The evangelical churches in America lack a cohesive integrating structure, leader, or publication that can swiftly coordinate their energies. In this respect they differ little from many pluralistically minded churches whose ecumenical canopy has been falling apart. Sooner or later some new pluralistic entity will doubtless emerge. But evangelicals have forfeited their recent opportunity for any major breakthrough on their own. They will probably see younger evangelicals participating increasingly in ecumenical faculties and in ecumenical ecclesiastical alternatives. This situation will invite further disruption from the far-right and predictable losses to the left if, as remains likely, ecumenical enterprises are controlled by non-evangelicals who trade power for theological tolerance. Many young evangelical scholars want a larger vision of the Church and find little choice between an objectionable fundamentalist independency and an objectionable ecumenical pluralism. Of the two they prefer ecumenical tolerance of contradictory views instead of evangelical intolerance and uncritical acceptance of inherited traditions.

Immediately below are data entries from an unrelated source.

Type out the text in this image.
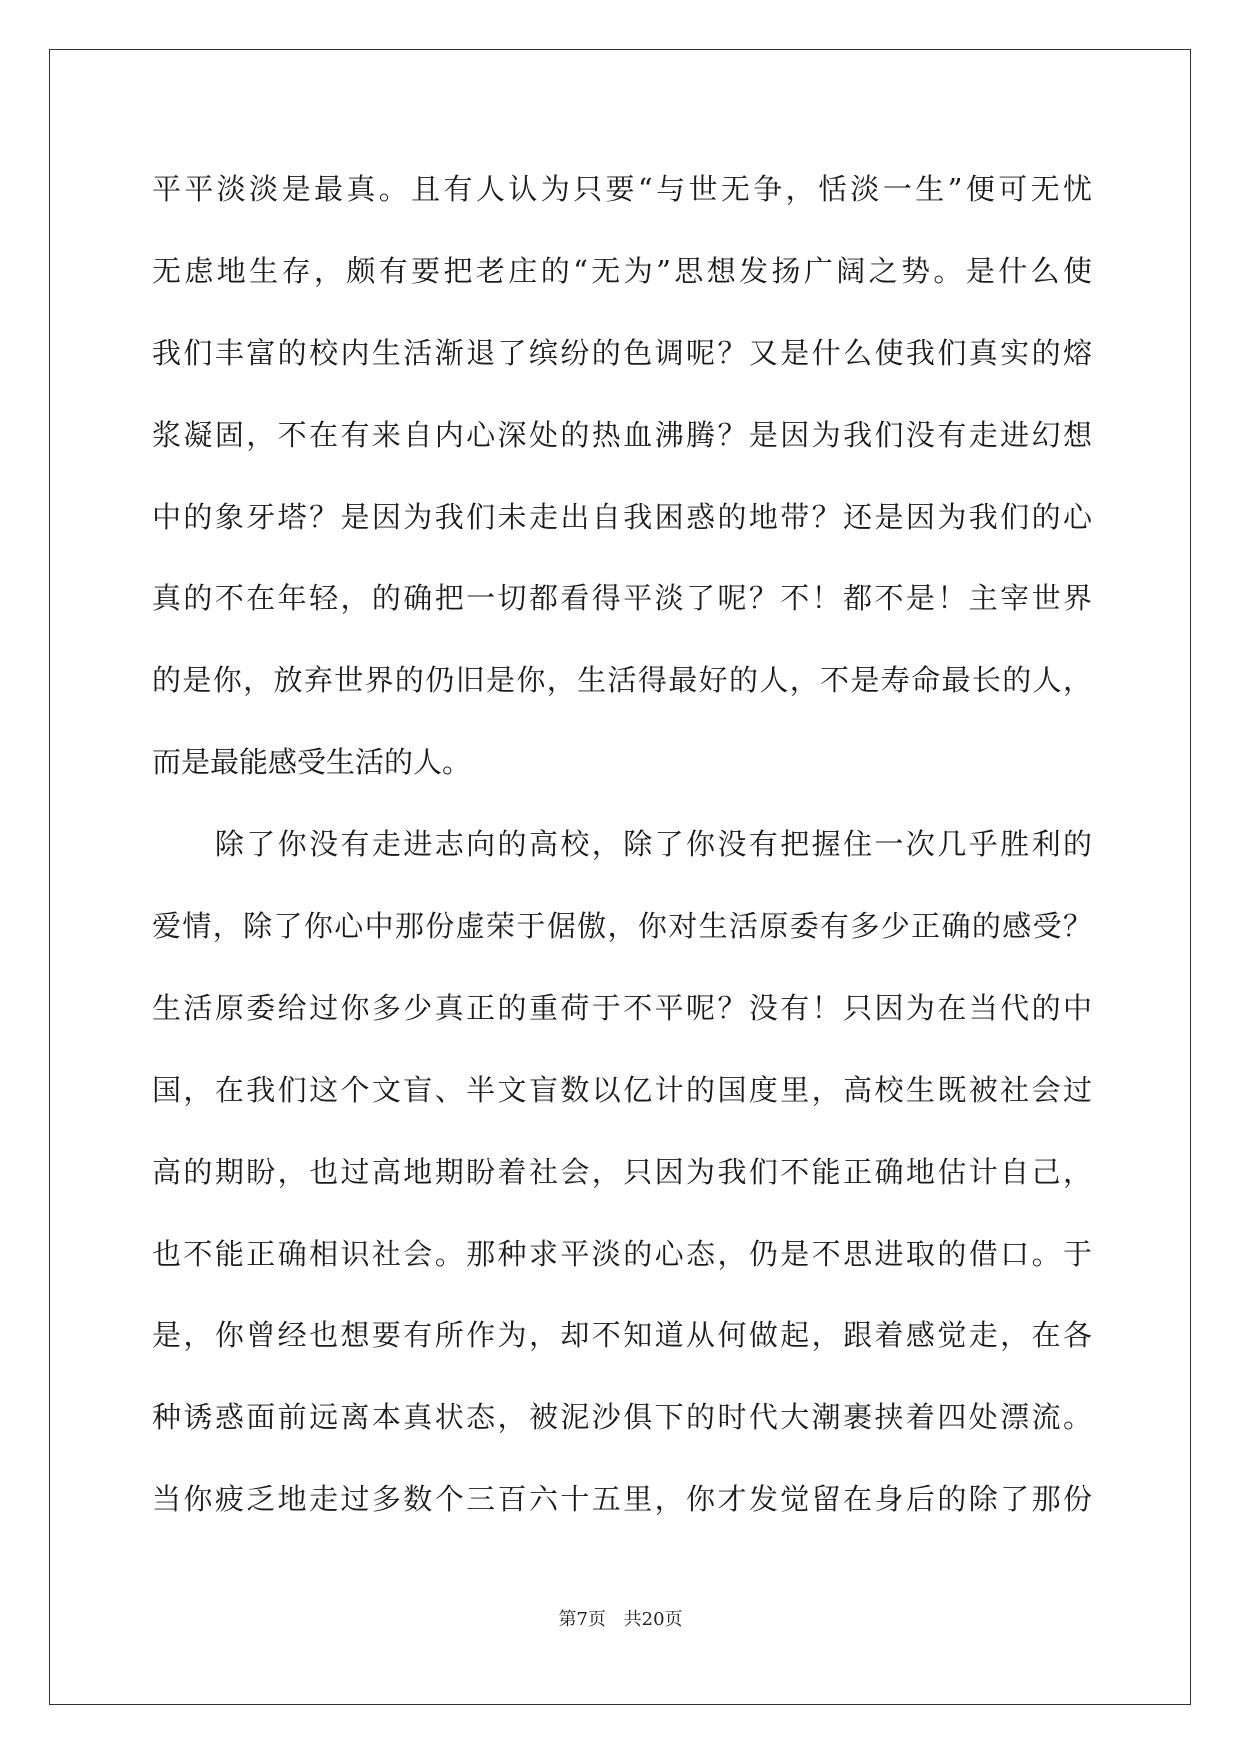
平平淡淡是最真。且有人认为只要“与世无争，恬淡一生”便可无忧
无虑地生存，颇有要把老庄的“无为”思想发扬广阔之势。是什么使
我们丰富的校内生活渐退了缤纷的色调呢？又是什么使我们真实的熔
浆凝固，不在有来自内心深处的热血沸腾？是因为我们没有走进幻想
中的象牙塔？是因为我们未走出自我困惑的地带？还是因为我们的心
真的不在年轻，的确把一切都看得平淡了呢？不！都不是！主宰世界
的是你，放弃世界的仍旧是你，生活得最好的人，不是寿命最长的人，
而是最能感受生活的人。
　　除了你没有走进志向的高校，除了你没有把握住一次几乎胜利的
爱情，除了你心中那份虚荣于倨傲，你对生活原委有多少正确的感受？
生活原委给过你多少真正的重荷于不平呢？没有！只因为在当代的中
国，在我们这个文盲、半文盲数以亿计的国度里，高校生既被社会过
高的期盼，也过高地期盼着社会，只因为我们不能正确地估计自己，
也不能正确相识社会。那种求平淡的心态，仍是不思进取的借口。于
是，你曾经也想要有所作为，却不知道从何做起，跟着感觉走，在各
种诱惑面前远离本真状态，被泥沙俱下的时代大潮裹挟着四处漂流。
当你疲乏地走过多数个三百六十五里，你才发觉留在身后的除了那份
第7页 共20页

During the past decade mounting internal tension has beset the American evangelical scene. Persistent criticism has come especially from two groups of people, those who have switched to a somewhat more critical view of Scripture, and those who deplore evangelicalism’s seeming cultural captivity and lack of socio-political engagement. Both emphases have in the recent past been shared by influential evangelicals whose positive contributions to the conservative cause earlier in this century are well known to young intellectuals abreast of modern church history.
Sometimes the scriptural and the social concerns overlap, although no logical connection exists between asserting scriptural errancy and supporting neglected scriptural emphases. Those involved in the Scripture debate and in the social debate include Daniel E. Stevick (Beyond Fundamentalism, John Knox, 1964), Donald Bloesch (The Evangelical Renaissance, Eerdmans, 1973), Bernard Ramm (The Evangelical Heritage, Word, 1973), and Richard Quebedeaux (The Young Evangelicals, Harper & Row, 1974). These scholars voice many legitimate concerns—Bloesch and Ramm in a more mature and balanced way—although their allowances for biblical errancy or myth sometimes elicit diatribes against neo-evangelicals and eclipse their proper demand for evangelical reform in other matters.
More and more doctoral students now graduate from nonevangelical institutions that deplore biblical inerrancy as uncritical. They are attracted to the disparate evangelical emphases retained by neo-orthodox scholars and cheered by neo-orthodox spokesmen who like John Mackay have wearied of ecumenical pluralism and commend evangelical dynamisms. Not a few are pressing for bolder evangelical involvement in serious intellectual, cultural, and political engagement; their pleas are too often met obliquely or not even heard at all by some who consider inerrancy the only basis on which to speak evangelically on anything. Not a few of these seeking scholars have invested their critical learning constructively in order to advance other evangelically crucial commitments.